This is a guest blog by Claire Malcolmson, the Responsible Aggregate consultant for Environmental Defence

Imagine if your neighbor informed you that there was a plan to expand a quarry, bringing it 30 meters from your property line? Also, that the expansion will destroy the forest near your home. You would probably join an impressively organized group of citizens and fight the quarry expansion.


quarry proposal in burlington

That’s exactly what the Tyandaga Environmental Coalition (TEC) in Burlington is doing. They took up the fight against Meridian, the site owner and they have already attracted more than 5,000 people to support their campaign. Opponents want the brick manufacturer to neither clear cut nor quarry in the site’s 35 acres east cell, home to approximately 9,000 trees.

How did it happen that an aggregate site is permitted to operate right next to a residential community? The permit was issued in 1972, 45 years ago, when the landscape looked very different around Burlington than it does today.

Burlington’s case highlights many problems with Ontario’s aggregate permitting system. Those problems include: the grandfathering of old permits when aggregate extraction is no longer an appropriate land use; the limited ability of municipalities to permit or deny aggregate operations in any context; and the difficulty in protecting endangered species or ecosystem types on private property.

According to Gord Miller, former Environmental Commissioner of Ontario, this is “a serious land use planning mistake which must be fixed.”

At a TEC rally in November to garner public support, Miller went on to outline the environmental significance of the site slated for further shale extraction:

  • It is ecologically rare and significant Carolinian forest, which is found in south-western Ontario, and a bit south of Lakes Erie and Ontario. More than 400 bird species have been found in the Carolinian ecozone, representing HALF of Canada’s bird species;
  • The site is in the Natural Heritage System of the Greenbelt Plan;
  • The site is adjacent to Conservation Halton land;
  • There are three endangered species present on the site, and maybe more. It is highly likely that the Jefferson Salamander, an endangered species, is on the site since they are known to breed less than I km from the proposed quarry expansion;
  • All told, Miller says the site has a “high conservation value”.

Residents want the City of Burlington to lead a planning charrette to explore sustainable rehabilitation and development solutions across the entire quarry site.

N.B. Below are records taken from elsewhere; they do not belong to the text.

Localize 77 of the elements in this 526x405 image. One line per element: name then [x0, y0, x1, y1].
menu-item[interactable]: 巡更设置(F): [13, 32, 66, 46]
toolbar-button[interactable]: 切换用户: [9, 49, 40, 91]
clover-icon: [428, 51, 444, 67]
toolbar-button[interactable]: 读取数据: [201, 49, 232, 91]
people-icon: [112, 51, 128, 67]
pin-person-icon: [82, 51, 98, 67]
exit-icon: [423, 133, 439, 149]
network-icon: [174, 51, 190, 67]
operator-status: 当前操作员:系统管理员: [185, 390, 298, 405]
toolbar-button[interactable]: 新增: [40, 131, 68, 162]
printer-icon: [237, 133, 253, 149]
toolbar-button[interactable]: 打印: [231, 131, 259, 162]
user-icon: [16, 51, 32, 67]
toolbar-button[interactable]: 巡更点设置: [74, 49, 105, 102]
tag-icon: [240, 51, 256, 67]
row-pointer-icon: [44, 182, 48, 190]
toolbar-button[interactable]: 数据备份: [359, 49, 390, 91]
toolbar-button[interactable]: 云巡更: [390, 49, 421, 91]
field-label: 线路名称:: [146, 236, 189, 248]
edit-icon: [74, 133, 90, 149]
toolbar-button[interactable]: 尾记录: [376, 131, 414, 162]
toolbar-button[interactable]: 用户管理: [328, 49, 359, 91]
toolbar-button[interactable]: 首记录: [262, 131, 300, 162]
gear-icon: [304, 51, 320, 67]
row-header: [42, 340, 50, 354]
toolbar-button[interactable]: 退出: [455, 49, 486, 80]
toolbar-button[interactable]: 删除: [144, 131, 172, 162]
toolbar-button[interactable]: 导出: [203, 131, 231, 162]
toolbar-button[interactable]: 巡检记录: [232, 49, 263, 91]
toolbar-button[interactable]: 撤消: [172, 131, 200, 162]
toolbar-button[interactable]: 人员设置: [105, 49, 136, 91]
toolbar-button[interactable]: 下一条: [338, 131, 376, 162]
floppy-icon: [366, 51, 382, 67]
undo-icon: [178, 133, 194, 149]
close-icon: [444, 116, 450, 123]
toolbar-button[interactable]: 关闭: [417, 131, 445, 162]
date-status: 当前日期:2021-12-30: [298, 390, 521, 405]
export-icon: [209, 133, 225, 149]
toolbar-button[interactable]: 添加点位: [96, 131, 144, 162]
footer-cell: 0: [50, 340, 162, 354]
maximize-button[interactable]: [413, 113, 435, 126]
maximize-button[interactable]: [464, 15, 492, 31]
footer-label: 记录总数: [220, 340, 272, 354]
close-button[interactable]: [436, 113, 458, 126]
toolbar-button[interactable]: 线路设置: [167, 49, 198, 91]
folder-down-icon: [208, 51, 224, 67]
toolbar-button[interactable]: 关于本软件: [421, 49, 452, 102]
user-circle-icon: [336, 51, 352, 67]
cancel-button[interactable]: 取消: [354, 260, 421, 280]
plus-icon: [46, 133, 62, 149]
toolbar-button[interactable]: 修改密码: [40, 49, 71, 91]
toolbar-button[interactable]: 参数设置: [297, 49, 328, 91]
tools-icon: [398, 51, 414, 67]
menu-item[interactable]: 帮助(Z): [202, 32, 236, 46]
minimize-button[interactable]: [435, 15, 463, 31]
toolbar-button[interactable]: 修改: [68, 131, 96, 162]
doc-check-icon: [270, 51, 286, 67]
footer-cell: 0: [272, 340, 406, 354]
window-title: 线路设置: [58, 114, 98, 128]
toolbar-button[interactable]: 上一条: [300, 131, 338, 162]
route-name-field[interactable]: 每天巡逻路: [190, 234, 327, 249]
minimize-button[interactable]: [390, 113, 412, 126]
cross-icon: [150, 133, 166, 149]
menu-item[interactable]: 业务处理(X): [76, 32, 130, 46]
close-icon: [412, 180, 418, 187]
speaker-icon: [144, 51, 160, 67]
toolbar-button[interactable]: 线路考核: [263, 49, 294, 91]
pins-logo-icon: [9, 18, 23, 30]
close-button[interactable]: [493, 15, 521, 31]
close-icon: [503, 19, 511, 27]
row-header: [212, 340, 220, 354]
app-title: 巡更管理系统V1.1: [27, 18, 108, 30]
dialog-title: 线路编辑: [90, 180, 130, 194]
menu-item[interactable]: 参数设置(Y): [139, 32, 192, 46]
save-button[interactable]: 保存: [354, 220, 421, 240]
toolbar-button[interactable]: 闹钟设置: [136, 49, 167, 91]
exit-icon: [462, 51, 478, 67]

Burlington’s Council and Mayor are taking heat from residents for doing nothing to help their cause. Burlington Council says the operator has a permit, and there is nothing they can do, with the exception of Councillor Marianne Meed-Ward who vowed to help the TEC group in their efforts.

The community, with their lawyer, is fighting this operation on many fronts: They’ve submitted a request for review of the site plan under the Environmental Bill of Rights to check whether the plan endangers sensitive plants and animals and their habitat.  They’ve also asked the Minister of Natural Resources to intervene in this case and prohibit future industrial land uses on the site.

The outcome of this small but significant case is important to us all. 90 per cent of Ontario’s Carolinian forest has already been lost. Are local politicians and the province really going to stand by while another 35 acres of the Carolinian is cut down for a little rock? How can the province stand by their endangered species legislation if experts are denied access to a site slated for logging to provide a second opinion about the species present on the site?

At the time of writing, Meridian had hosted a meeting at which they told residents they planned to cut the forest between January and March of 2018. Let’s hope the province’s response beats Meridian’s timeline.


Claire Malcolmson is a seasoned campaigner who cut her teeth on an Environmental Defence partnership that championed the Lake Simcoe Protection Act. Claire also led campaigns for the Great Lakes Protection Act, and for changes to campaign contribution rules for municipal election candidates under “Campaign Fairness”.  She lives in Innisfil, Lake Simcoe, with her husband and wee boys.